事業部門の最高賞である同賞の受賞は、東北の事業所で初の快挙。同社長は、「平成17年からグリーン経営認証に関する取り組みを始め、努力し続けてきた。最高賞がやっと『勿来の関』を超えた」と、昨年、夏の甲子園で東北初の優勝旗をもたらした出来事に絡めて目を細める。

 

「当初は社員からの反発もあった」と振り返るのは北郷秀一常務(同右)。「平成16年を基準に20%の燃費アップを目標に掲げたところ、現場からは『できるわけがない!』と悲鳴が上がったが、昨年には17%を達成できた」と明かす。「燃費に関する資料を作成することは、時間や労力を要することではあるが、運転や稼働状況を振り返るきっかけにもなる。時間をかけて丁寧に説明することで、社員の納得も得られた」と語る。

 

 

同社では、約300台のトラックほぼ全車がアナタコを搭載しており、チャート紙や燃費の状態を車両ごとに各事業所に掲示している。
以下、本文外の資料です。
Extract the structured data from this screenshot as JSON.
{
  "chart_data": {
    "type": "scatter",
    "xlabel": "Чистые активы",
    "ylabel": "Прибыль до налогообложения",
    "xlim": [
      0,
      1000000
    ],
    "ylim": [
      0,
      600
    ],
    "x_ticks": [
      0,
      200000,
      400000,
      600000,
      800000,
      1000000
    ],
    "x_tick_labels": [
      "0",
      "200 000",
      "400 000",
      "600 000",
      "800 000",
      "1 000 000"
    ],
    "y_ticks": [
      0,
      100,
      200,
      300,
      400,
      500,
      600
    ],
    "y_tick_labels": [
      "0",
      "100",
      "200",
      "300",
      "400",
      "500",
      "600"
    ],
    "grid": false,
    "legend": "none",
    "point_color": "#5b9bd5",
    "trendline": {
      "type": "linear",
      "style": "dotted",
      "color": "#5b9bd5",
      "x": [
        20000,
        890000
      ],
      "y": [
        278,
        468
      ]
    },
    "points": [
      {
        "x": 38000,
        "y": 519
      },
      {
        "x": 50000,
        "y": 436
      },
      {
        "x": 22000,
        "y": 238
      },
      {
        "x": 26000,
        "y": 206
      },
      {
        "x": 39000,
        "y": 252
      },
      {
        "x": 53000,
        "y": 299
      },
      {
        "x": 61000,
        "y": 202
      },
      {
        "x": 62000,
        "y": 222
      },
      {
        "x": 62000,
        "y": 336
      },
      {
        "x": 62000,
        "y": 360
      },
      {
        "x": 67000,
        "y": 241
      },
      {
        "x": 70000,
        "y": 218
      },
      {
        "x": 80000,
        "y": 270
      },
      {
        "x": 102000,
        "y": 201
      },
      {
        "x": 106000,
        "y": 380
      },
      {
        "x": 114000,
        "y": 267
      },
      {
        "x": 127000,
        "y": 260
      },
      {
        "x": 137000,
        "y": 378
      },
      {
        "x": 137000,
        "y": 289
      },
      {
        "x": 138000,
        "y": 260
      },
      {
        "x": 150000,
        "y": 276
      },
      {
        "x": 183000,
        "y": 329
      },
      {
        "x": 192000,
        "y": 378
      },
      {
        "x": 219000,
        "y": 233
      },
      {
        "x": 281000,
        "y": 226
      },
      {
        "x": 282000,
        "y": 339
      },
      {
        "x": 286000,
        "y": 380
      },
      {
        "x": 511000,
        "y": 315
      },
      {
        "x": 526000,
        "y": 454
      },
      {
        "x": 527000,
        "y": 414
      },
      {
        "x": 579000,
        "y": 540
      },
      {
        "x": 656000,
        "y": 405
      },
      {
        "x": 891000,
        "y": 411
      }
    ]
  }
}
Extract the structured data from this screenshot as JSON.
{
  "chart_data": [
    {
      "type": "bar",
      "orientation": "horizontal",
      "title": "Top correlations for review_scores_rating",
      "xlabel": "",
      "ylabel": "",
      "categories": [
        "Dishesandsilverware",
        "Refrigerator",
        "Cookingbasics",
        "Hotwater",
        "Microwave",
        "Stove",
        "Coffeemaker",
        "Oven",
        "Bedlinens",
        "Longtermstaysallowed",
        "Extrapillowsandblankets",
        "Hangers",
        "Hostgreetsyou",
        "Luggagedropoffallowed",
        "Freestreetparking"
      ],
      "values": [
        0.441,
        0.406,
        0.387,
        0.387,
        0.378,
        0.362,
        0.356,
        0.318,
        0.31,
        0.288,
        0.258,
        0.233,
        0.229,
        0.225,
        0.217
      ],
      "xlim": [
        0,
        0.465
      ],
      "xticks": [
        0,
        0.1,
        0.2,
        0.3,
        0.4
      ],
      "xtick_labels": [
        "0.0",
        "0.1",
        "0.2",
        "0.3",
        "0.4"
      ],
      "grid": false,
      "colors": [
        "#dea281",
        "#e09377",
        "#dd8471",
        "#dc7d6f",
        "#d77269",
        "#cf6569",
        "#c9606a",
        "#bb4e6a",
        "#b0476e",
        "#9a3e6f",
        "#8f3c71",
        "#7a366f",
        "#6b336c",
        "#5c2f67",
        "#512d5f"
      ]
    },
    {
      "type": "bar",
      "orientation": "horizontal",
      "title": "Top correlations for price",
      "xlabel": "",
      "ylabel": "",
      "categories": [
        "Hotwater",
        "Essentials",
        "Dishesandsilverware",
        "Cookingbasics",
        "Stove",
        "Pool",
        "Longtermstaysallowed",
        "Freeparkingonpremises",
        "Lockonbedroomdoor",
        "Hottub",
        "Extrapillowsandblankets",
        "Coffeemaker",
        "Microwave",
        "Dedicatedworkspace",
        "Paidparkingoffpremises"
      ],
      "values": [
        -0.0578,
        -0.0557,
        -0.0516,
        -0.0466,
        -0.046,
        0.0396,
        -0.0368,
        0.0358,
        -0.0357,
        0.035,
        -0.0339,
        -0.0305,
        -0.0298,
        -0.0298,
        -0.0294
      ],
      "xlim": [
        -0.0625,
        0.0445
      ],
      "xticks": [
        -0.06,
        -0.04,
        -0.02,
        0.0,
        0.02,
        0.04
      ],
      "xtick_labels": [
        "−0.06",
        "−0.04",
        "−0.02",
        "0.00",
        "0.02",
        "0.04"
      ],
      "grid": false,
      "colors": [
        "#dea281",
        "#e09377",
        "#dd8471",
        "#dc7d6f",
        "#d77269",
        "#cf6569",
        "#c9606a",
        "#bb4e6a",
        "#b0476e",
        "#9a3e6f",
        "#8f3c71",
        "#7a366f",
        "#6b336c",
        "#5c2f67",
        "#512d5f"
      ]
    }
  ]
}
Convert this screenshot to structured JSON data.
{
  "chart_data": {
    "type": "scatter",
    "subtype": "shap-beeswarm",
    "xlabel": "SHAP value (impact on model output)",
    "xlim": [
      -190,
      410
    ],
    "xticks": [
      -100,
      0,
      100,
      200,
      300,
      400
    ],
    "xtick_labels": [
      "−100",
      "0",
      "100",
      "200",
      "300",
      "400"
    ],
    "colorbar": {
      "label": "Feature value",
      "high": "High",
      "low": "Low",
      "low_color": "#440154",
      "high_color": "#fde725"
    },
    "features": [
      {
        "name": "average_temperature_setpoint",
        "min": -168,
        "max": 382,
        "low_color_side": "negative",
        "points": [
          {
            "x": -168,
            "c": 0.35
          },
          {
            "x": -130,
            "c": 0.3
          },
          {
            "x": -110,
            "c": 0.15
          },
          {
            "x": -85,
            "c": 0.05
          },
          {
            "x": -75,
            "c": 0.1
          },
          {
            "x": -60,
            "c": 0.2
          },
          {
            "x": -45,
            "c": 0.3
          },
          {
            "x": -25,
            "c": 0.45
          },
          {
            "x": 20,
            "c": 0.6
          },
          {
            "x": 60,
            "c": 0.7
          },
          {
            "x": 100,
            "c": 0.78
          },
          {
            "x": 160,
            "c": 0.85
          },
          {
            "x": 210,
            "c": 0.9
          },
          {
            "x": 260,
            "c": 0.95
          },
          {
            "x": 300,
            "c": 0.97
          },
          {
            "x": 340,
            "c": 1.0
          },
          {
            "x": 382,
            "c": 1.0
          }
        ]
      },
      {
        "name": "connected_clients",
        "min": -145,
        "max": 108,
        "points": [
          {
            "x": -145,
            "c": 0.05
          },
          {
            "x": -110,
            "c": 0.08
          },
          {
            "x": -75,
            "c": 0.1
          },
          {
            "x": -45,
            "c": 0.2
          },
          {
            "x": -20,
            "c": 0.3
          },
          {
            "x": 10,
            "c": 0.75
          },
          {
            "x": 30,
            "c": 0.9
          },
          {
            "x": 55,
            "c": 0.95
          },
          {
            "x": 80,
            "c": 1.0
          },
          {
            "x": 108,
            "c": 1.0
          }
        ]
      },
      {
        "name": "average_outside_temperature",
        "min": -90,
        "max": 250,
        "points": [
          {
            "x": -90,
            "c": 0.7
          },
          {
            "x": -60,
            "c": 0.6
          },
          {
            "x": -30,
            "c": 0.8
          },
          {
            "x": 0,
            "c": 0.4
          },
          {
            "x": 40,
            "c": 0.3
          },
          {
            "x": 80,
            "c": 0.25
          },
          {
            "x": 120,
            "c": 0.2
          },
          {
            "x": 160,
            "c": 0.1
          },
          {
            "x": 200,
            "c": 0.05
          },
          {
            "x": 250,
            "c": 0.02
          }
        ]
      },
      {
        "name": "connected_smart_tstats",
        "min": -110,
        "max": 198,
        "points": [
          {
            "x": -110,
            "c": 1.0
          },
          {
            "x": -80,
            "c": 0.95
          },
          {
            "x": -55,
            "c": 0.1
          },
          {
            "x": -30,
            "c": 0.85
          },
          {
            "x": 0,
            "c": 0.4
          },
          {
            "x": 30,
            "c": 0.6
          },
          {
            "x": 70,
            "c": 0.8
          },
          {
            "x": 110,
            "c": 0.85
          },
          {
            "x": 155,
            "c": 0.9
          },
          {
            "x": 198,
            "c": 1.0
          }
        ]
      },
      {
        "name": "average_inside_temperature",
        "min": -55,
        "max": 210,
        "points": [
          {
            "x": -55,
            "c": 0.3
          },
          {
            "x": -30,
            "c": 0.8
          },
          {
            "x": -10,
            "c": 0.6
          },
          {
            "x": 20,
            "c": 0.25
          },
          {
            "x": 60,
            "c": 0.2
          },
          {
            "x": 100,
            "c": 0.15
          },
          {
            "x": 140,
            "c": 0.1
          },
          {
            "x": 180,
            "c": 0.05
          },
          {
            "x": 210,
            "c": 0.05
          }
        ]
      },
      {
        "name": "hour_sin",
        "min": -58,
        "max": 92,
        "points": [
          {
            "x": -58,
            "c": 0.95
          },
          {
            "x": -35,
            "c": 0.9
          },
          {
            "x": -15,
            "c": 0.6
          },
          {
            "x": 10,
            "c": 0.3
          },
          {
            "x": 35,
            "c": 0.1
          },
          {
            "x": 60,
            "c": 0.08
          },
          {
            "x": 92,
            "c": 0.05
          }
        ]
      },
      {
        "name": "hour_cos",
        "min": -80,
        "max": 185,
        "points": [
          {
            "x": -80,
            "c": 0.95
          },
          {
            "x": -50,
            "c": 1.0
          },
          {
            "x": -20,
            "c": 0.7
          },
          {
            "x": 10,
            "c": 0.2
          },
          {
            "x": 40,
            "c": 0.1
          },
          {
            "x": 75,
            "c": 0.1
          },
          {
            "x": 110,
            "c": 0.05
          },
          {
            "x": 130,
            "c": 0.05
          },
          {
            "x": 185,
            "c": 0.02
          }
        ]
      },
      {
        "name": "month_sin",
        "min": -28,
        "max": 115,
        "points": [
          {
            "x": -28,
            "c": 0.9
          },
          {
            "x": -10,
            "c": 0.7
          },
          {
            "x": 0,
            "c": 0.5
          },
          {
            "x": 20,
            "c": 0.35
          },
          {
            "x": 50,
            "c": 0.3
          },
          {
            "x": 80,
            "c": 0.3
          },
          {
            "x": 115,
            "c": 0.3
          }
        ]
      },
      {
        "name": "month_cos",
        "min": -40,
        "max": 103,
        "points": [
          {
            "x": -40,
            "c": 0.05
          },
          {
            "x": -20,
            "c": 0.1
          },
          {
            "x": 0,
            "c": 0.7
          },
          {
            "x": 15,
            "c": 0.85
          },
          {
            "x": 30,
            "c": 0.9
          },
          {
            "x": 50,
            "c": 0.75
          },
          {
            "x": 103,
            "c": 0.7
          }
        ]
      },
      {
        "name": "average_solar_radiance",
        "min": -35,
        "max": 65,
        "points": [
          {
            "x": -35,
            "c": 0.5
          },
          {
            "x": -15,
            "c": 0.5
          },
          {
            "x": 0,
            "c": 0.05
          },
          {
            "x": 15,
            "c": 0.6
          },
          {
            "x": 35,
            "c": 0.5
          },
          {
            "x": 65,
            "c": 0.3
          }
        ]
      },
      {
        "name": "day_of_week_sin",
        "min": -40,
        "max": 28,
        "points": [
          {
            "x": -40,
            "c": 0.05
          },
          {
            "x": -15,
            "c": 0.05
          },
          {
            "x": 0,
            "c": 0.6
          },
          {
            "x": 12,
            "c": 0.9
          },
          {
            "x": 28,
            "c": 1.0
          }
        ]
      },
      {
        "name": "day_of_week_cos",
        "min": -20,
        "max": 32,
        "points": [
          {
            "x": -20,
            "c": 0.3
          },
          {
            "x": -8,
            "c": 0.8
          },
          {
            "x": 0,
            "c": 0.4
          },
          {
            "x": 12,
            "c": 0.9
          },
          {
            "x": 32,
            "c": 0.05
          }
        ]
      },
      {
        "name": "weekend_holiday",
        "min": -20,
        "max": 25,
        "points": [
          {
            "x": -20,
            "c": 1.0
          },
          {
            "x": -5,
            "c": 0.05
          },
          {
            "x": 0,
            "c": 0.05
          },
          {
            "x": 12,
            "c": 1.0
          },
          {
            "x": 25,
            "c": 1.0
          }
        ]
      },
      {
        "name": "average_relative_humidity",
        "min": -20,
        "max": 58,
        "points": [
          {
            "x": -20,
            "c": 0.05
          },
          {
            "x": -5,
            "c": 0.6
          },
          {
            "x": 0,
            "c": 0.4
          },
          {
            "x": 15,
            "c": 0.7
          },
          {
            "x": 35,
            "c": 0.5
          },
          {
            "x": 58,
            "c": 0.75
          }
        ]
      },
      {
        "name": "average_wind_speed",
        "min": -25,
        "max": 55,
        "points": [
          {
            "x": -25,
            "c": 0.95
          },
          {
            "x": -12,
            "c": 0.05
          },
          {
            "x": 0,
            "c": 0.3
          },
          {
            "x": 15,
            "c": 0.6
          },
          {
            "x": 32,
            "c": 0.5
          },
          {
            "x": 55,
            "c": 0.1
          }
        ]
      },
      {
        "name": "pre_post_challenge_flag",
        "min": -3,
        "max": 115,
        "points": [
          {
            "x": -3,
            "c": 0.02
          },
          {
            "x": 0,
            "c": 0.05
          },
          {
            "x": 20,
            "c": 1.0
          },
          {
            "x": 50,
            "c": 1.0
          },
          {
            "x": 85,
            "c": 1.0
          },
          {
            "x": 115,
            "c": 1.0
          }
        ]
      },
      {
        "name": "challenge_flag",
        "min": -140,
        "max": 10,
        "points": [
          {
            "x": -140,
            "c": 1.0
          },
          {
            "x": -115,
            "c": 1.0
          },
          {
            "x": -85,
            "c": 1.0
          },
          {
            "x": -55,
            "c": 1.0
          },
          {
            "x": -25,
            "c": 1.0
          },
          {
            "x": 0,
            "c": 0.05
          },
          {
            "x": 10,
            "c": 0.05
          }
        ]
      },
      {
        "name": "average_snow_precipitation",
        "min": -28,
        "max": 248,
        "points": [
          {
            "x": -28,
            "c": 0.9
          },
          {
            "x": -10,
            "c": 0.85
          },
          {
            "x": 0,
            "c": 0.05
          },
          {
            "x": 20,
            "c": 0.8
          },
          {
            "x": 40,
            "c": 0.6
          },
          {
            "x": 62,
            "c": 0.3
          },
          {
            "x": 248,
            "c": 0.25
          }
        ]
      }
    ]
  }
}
同常務は、「他のドライバーの燃費を知ることで、ドライバー自身のレベルアップにつながる」と指摘。同社長は、「社外の人からは、アナタコでここまで管理していることに驚かれることもしばしば。先が見えない社会情勢の中、今ある設備を大切にしていきたい」と話す。

 

環境問題対策委員会を月に1度、運輸安全マネジメント委員会を隔月に1度の頻度で開催。阿部清勝総務部長(同左)は、「各事業所長を集め情報を共有している。時間的にも体力的にも負担はあるが、定期的にこのような活動を行うことが企業としての責任」と語る。

 

昨年7月に就任した鈴木社長。「まだまだ先進的だったこの取り組みを、反発にあいながらも始めた当時の経営陣の決断力と先見の明を見習いたい」と決意を新たにする。燃費向上の秘訣を聞くと、「何も特別なことはしていない。誰もができることだと考えている」とはにかんだ。